You also need to decide what happens to the separate and community (or joint) property upon your death to avoid disinheriting your own children. For example, after the first to die, do you want your assets to go to your spouse, or to your spouse and children from the prior marriage?
International Issues for Married Couples and Singles
There are a several estate planning issues which arising with respect to Estate Planning for U.S. citizens living abroad, foreign citizens who own property in the United States, U.S. citizens who own property in foreign countries, and foreign citizens who are residents of the United States.
If you fall into one of these categories, you need to consult with an Estate Planning attorney immediately to find out what issues you need to address.
Asset Protection Trusts
If you or your spouse is a profession which engenders lots of claims (e.g., a medical doctor, lawyer or owner of substantial residential real estate), and if you have enough assets to justify the expense, you should consider creating an Asset Protection Trust in one of the several U.S. States which have them, or even offshore.
For most individuals, the best asset protection is good old-fashioned insurance, plus umbrella insurance, which is relatively inexpensive. However, there are now several U.S. States which permit the creation of specially designed asset protection trusts. Although the effectiveness of these Trusts has not yet been fully tested, they offer at least some protection at a relatively low cost.

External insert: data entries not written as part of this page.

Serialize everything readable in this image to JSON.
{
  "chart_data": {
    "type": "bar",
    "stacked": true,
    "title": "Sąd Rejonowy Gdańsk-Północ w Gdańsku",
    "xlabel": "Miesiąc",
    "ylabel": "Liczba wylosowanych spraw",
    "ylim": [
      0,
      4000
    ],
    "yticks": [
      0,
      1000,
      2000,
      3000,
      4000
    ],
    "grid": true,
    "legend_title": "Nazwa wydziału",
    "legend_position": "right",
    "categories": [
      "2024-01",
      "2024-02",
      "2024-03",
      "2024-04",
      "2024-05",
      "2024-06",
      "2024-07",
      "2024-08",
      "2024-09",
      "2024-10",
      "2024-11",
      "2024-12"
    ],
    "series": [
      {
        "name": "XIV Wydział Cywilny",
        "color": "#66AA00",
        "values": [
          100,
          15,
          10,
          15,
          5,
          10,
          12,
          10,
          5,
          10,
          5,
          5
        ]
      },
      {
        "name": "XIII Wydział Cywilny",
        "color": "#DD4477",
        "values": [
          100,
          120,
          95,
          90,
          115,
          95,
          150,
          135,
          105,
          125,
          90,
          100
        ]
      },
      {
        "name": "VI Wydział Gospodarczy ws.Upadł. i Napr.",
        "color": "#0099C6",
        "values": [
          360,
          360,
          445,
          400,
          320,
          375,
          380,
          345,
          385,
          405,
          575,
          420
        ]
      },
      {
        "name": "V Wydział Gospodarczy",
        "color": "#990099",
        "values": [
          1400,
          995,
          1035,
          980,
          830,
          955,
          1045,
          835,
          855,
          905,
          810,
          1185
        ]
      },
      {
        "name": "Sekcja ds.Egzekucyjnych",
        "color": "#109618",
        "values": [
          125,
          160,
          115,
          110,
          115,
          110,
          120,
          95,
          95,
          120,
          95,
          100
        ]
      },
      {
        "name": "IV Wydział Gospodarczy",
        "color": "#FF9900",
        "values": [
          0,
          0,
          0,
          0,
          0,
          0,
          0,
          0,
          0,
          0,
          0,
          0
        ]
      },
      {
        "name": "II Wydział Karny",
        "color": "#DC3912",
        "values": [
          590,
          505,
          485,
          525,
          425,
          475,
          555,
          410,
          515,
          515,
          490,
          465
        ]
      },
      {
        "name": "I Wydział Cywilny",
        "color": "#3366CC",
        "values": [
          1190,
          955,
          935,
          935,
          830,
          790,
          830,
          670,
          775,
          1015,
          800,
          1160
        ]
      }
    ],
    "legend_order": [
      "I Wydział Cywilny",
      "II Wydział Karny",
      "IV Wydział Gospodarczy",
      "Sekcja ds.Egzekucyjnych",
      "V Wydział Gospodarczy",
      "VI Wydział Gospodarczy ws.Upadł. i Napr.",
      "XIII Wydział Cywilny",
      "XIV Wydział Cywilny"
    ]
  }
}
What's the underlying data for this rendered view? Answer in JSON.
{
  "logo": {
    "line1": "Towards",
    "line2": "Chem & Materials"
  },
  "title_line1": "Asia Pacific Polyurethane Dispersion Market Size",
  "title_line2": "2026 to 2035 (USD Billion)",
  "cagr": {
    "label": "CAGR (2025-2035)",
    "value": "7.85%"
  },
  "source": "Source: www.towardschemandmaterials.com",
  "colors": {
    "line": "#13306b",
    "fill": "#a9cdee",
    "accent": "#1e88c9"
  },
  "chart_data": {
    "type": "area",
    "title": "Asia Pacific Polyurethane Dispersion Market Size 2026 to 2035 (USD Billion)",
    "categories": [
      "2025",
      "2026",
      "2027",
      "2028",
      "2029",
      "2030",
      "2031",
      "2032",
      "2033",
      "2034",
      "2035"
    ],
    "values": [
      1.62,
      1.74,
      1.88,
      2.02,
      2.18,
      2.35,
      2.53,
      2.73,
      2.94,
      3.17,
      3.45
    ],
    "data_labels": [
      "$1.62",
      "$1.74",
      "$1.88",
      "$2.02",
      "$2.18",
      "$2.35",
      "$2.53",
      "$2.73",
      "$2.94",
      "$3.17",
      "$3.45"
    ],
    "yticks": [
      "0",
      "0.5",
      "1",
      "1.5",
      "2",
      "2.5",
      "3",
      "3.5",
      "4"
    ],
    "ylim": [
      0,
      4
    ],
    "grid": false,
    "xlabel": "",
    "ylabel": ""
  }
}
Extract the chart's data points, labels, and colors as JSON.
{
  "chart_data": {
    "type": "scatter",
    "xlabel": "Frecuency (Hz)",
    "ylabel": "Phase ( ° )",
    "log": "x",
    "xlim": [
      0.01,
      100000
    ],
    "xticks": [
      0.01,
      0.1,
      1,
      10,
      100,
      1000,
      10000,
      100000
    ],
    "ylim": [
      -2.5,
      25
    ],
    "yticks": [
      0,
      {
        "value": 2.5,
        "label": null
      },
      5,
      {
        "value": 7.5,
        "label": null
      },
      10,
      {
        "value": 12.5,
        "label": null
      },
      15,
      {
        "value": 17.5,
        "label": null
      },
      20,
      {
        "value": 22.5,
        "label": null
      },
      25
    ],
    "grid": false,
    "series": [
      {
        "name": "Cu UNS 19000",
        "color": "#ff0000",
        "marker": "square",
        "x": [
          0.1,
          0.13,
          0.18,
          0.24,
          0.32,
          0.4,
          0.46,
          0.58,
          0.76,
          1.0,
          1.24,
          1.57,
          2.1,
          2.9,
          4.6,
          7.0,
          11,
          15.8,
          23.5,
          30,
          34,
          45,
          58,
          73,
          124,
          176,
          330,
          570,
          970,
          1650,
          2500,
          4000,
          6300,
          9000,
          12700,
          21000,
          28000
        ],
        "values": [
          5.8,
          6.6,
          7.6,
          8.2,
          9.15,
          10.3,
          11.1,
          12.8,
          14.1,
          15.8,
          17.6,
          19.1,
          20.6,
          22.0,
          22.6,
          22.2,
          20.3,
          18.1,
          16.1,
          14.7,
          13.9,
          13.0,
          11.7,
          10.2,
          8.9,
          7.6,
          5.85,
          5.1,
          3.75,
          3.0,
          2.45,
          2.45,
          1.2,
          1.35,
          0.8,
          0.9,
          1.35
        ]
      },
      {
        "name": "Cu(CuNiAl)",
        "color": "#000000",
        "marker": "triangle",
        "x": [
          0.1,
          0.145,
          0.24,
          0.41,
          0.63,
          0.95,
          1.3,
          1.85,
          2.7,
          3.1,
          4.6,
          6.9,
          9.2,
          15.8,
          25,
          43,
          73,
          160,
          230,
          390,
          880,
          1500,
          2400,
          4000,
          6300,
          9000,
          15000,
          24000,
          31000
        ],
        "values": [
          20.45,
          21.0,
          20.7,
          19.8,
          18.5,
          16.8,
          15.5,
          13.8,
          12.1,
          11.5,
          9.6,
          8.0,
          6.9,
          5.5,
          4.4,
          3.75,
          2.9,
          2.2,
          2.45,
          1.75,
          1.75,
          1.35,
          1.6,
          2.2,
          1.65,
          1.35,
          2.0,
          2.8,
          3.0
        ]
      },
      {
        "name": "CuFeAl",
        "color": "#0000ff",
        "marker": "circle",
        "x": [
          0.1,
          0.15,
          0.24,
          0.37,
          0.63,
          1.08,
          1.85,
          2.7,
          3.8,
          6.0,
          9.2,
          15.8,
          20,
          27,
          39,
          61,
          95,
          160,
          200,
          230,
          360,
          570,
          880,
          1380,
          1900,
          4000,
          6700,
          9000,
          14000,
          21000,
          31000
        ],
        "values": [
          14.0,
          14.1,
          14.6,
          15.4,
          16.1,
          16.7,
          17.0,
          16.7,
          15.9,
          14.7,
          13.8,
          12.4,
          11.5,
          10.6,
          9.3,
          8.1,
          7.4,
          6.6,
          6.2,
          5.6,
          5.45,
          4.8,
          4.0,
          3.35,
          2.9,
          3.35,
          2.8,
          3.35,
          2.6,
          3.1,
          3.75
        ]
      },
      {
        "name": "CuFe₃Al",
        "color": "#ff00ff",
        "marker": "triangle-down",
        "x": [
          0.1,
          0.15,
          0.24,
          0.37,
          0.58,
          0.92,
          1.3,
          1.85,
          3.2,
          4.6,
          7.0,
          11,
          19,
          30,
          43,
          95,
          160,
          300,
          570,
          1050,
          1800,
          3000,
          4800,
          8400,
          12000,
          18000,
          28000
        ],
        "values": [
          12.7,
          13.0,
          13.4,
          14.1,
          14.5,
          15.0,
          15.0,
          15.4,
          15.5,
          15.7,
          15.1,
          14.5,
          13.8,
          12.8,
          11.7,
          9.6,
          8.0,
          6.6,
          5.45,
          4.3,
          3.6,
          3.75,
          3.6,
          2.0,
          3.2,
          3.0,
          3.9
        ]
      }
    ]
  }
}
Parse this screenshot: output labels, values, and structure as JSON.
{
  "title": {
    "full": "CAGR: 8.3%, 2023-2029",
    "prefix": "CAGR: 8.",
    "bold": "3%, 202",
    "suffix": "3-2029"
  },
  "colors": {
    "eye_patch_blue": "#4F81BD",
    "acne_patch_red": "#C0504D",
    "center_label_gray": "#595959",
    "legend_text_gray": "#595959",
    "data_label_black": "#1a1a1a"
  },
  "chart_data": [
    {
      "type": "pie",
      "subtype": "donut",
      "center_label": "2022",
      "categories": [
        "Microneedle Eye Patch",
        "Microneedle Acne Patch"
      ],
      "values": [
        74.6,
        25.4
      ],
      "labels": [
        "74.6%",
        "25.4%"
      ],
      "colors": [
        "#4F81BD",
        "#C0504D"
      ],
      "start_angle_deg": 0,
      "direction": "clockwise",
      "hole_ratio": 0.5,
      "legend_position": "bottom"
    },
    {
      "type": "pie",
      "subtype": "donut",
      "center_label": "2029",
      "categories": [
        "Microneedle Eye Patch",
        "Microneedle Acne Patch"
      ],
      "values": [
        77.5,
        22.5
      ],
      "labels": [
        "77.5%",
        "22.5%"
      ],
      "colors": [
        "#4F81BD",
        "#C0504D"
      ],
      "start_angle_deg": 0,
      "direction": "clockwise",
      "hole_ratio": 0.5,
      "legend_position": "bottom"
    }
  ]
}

Offshore Trusts are more expensive, but they seem to offer greater protection for your assets and might be appropriate in some cases.
Planning for Alzheimers and Other Types of Disability
If you or your spouse are suffering from alzheimers or another ailment which may require long term care, you should consult with an Estate Planning or Elder Care Attorney to see what you can due to preserve as much as possible of your Estate, while at the same time ensuring your elibility for governmental benefits.
Upon the Death of a Spouse
You should see your Estate Planning attorney shortly after the death of your spouse. The isues which need to be addressed at this time depend upon what sort of Estate Plan you had while you were married. For example, if you have an AB Trust, the assets of a couple need to be separated and assigned to different Trusts.
Moreover, even in the simplest estate, an Estate Tax Return has to be filed to preserve the deceased spouse’s marital deduction. This feature of the Estate law did not come into effect until 2010, and was made permanent in the Estate Law passed on January 2, 2013.